I spoke with two friends (separately) after Ghosts last night, and we had two very different (and very intense) discussions about the work. German theatre collective Markus&Markus, using Henrik Ibsen's Ghosts (1881-1882) as a loose framework, had created a theatrical response to assisted suicide that was, at the same time, a biography of the late 81-year-old Margot, a warm, funny, confiding woman who chose to die on her own terms in 2014.
One of my friends appreciated the production a great deal, noting the meticulous attention to detail – Markus&Markus were careful to keep Margot the focus of their documentary film footage (she's always in the centre of the frame, everyone and everything else is peripheral), they never allowed audience members to wallow in the swelling strains of Dvorak's sentimental "New World" symphony (a soundtrack to many of the scenes), and interspersed challenging, emotional moments with other scenes of bizarre humour (the Grim Reaper makes an appearance and gives a PowerPoint presentation on a type of pentobarbital used in euthanasia; Markus&Markus dress up in sheets and dance to the theme of Ghostbusters). My friend was glad that Margot had the final say on what they could film of her and what she ruled out as private. Sure, the show was irreverent, even decidedly vulgar at turns, but always respectful of its portrayal of Margot. Everything felt careful and deliberate.
Another friend disagreed. How could they say that Margot "directed" the work? she argued. Markus&Markus did all the cuts. They had the final say. They represented Margot according to their own terms, not hers. She was further upset by Markus&Markus' decision to have a man with dementia be the protagonist of their upcoming (similarly documentary-type) work, Peer Gynt. How can someone who is not lucid give consent to be represented? she asked. Margot may have given full consent, but the discussion of dementia soured her initial acceptance of the ethics of their art-making.
I'm reminded of last week's Riding On A Cloud and its dissection of representation – different context, similar issue. What happens when you're an art-maker who wants to create a compelling, engaging piece of work about an important topic and you require (or perhaps desire) a non-performer to be himself/herself on stage? Are you a slave to the art, or the real-life person on which the art is based, especially when the person in question may not be able to give consent? (I don't have answers to that, so I went and bought Jay Koh's Art-Led Participative Processes: Dialogue & Subjectivity Within Performances In The Everyday.)

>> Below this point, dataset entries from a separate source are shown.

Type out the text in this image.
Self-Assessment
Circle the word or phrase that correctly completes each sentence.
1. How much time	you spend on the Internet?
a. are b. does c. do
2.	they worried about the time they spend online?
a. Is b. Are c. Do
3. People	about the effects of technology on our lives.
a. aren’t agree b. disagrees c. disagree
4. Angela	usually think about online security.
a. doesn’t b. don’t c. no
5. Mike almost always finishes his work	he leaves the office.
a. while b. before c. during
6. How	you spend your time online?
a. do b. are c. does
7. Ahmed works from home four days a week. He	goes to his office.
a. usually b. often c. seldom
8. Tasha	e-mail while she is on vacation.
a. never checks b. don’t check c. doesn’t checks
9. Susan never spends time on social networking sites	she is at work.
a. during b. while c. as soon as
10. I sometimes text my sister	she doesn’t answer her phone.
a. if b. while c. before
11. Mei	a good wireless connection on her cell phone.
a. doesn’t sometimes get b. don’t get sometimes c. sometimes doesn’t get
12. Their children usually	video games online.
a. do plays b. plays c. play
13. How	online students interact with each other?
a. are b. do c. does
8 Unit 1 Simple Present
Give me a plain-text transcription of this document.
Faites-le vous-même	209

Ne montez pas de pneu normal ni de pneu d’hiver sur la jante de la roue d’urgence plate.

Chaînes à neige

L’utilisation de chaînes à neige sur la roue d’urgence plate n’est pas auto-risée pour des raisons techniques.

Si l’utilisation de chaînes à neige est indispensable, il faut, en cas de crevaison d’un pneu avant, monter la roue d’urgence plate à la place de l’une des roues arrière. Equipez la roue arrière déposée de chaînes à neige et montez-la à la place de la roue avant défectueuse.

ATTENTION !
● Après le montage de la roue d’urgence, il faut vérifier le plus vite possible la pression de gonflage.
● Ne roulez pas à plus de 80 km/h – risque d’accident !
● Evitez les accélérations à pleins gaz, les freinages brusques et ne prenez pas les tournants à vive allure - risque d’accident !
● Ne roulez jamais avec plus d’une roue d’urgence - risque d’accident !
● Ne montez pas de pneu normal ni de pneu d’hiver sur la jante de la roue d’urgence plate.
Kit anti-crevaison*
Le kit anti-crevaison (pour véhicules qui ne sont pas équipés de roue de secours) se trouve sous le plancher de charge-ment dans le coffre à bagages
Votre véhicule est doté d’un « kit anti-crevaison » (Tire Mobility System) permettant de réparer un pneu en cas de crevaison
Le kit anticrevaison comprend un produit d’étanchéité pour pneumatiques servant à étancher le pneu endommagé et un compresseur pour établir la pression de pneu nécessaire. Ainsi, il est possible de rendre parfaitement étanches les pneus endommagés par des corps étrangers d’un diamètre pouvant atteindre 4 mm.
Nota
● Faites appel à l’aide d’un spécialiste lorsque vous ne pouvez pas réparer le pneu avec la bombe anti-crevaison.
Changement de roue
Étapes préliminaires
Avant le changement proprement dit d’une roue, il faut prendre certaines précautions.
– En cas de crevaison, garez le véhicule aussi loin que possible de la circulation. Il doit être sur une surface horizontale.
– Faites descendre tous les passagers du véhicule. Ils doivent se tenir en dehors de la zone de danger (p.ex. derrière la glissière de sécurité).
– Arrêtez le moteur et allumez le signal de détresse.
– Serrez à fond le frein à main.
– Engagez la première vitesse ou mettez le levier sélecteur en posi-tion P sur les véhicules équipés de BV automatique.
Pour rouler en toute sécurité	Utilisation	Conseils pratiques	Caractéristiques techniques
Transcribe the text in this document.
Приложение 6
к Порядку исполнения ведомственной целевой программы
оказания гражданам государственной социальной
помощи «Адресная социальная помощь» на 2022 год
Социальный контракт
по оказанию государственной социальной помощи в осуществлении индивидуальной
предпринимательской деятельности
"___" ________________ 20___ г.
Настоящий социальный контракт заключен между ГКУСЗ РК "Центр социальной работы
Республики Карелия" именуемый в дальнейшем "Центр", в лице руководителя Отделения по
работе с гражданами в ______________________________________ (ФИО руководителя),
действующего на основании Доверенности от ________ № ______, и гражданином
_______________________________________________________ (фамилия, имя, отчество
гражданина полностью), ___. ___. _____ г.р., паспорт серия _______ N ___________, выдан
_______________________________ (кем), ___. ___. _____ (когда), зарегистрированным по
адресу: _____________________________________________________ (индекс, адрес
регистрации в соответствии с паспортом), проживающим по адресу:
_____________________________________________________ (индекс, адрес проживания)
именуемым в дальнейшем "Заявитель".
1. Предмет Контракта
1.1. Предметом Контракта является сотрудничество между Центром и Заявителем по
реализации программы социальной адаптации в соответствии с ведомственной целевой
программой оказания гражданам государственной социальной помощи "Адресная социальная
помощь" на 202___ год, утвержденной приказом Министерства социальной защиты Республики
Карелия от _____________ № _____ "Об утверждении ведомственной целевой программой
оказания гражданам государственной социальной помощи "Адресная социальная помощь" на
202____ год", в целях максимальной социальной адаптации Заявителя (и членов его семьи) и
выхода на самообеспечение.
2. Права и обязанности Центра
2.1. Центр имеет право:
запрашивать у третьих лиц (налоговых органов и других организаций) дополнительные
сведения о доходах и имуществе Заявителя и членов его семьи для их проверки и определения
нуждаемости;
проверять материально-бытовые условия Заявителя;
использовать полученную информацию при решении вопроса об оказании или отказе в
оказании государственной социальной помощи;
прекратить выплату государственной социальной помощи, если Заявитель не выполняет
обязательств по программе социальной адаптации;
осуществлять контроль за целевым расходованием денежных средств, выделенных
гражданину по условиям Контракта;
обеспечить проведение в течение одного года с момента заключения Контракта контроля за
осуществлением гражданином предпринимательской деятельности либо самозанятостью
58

I, too, had strong and conflicting reactions to Ghosts. There were very few dry eyes in the audience. I've rarely seen death on stage so confrontational, so intimate, so full of sharp edges but as cozy and welcoming as Margot's little apartment. In their prologue, Markus&Markus make a mockery of death scenes from theatre, film and opera, from Romeo & Juliet ("O, happy dagger!"), to the final sorrow of Young Werther, to the character-slaughtering Game Of Thrones. Staging death will always be a parody because the actor always remains alive. Except in this case, of course, because Margot dies.
We've all experienced death in our own ways, but it's a rare thing to become acquainted with and deeply fond of a complete stranger and then watch her die by her own hand, calmly and at peace, about two hours later. The play, through Margot, brings up a lot of difficult debate on the ethics of euthanasia and, at the same time, the ethics of documenting someone's process as she prepares for euthanasia. It unfolds as a sort of parallel to the death taking place on stage; it is as pre-meditated and careful as it is messy and painful. "Blonde" Markus, who has been popping pills at regular, calculated intervals, goes on to down an entire bottle of what I'm assuming is sparkling wine, then forcefully throws it up all over the stage floor. It's a horrible, stomach-churning moment, an allusion to the sheer force of will it takes to kill one's self. Whether you die in your sleep, of a terminal illness, by your own hand, or in a terrible accident – death, whether voluntary or involuntary, is hardly ever dignified.
And all through the production I wondered, as I cried and cried: is Margot the exploited one, her final month laid bare in front of us, her confessions and her difficult medical history unveiled? Was it a "dignified" way to die, having us watch the exact moment she stops breathing? Or are we, the audience, the manipulated ones, prompted by the theatre-makers to follow a specific emotional arc, to argue, to cry?
Markus&Markus have watched Margot die at least 45 times now, inverting what we assume to be the 'traditional' process of grief: we mourn, we have a funeral, we cremate or bury, we do our best to move on. But death never leaves us. The show presents other cultures of grieving that embrace this loss, whether it's exhuming the remains each year and bringing them home as if they were whole, and real, or allowing the body to decompose at home (the deceased is simply ill until he/she begins to rot). And I appreciated that candour the show brought to the most shadowy, uncertain of things. Everyone has their own convictions, religious, moral or otherwise, as to how their life's conclusion ought to be written. Ghosts made us sit with it, look it in the eye, hold its hand. For that, I am grateful.